Pathways through which people may become organ and tissue donors can be confusing. Pathways to consent for donation (for yourself) while still alive thereby authorizing action upon your own wishes should no longer be confusing.
A live donor may give a kidney, partial liver, partial lung, partial intestine, or partial pancreas.
A deceased donor may give one or both lungs, a heart, a liver (or 2 pieces of a liver for 2 different recipients), a pancreas, a small intestine, two kidneys, a face, two hands, tissue for up to 50 different recipients.
Organs will not be recovered (procured) for donation unless death has been declared by a physician who has no connection to the organ donation team.
Death may be legally declared on the basis of two different criteria. In the first pathway to organ donation, brain death has occurred and has been formally declared. Very specific criteria must be met including: a body temperature of >96.8 degrees, exclusion of drug intoxication or poisoning, absence of spontaneous breathing, absence of movement or responsiveness (except for reflexes), absence of brainstem activity.

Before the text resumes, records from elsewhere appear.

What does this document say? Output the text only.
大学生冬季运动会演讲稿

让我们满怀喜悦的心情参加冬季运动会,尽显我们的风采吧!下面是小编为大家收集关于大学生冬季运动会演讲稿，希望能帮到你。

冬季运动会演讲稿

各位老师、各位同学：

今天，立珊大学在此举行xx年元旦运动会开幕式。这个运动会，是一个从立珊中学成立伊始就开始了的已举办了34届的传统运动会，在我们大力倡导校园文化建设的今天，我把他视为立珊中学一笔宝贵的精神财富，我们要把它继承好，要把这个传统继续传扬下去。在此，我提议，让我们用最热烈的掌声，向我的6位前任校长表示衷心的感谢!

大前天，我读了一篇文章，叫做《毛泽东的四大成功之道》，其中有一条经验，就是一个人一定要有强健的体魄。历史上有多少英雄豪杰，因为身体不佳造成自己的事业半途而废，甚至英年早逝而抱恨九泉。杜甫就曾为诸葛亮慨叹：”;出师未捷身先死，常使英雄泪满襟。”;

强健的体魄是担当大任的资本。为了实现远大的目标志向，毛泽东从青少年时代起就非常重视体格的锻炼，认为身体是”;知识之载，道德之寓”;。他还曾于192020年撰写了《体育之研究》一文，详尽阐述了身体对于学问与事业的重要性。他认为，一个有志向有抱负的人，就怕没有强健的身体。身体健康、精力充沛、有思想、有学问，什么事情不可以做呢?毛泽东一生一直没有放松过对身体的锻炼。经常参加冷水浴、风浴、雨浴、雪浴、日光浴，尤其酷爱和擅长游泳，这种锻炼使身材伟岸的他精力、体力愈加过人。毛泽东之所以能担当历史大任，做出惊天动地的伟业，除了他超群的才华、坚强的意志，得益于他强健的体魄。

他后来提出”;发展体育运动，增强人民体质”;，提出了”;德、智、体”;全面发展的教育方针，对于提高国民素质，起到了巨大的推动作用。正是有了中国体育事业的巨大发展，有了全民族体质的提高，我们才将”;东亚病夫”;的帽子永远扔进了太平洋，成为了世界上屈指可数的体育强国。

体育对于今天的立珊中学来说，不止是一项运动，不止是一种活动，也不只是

Not all individuals with severe neurologic injury will end up with death of the brain. Today, many of us have advised our families or healthcare proxies that we would not like to be maintained in vegetative or moribund states. Families are legally and socially supported in decisions to withdraw supportive care in these circumstances. Following such a decision, a family may be approached about organ donation with the following question: "If your loved one dies within one hour of the withdrawal of support (for example, after the breathing tube has been removed) and a physician who is separate from the organ donation team declares that death has occurred because circulation has stopped, can the organs be rapidly removed for the purpose of organ donation? This is donation after circulatory death (DCD).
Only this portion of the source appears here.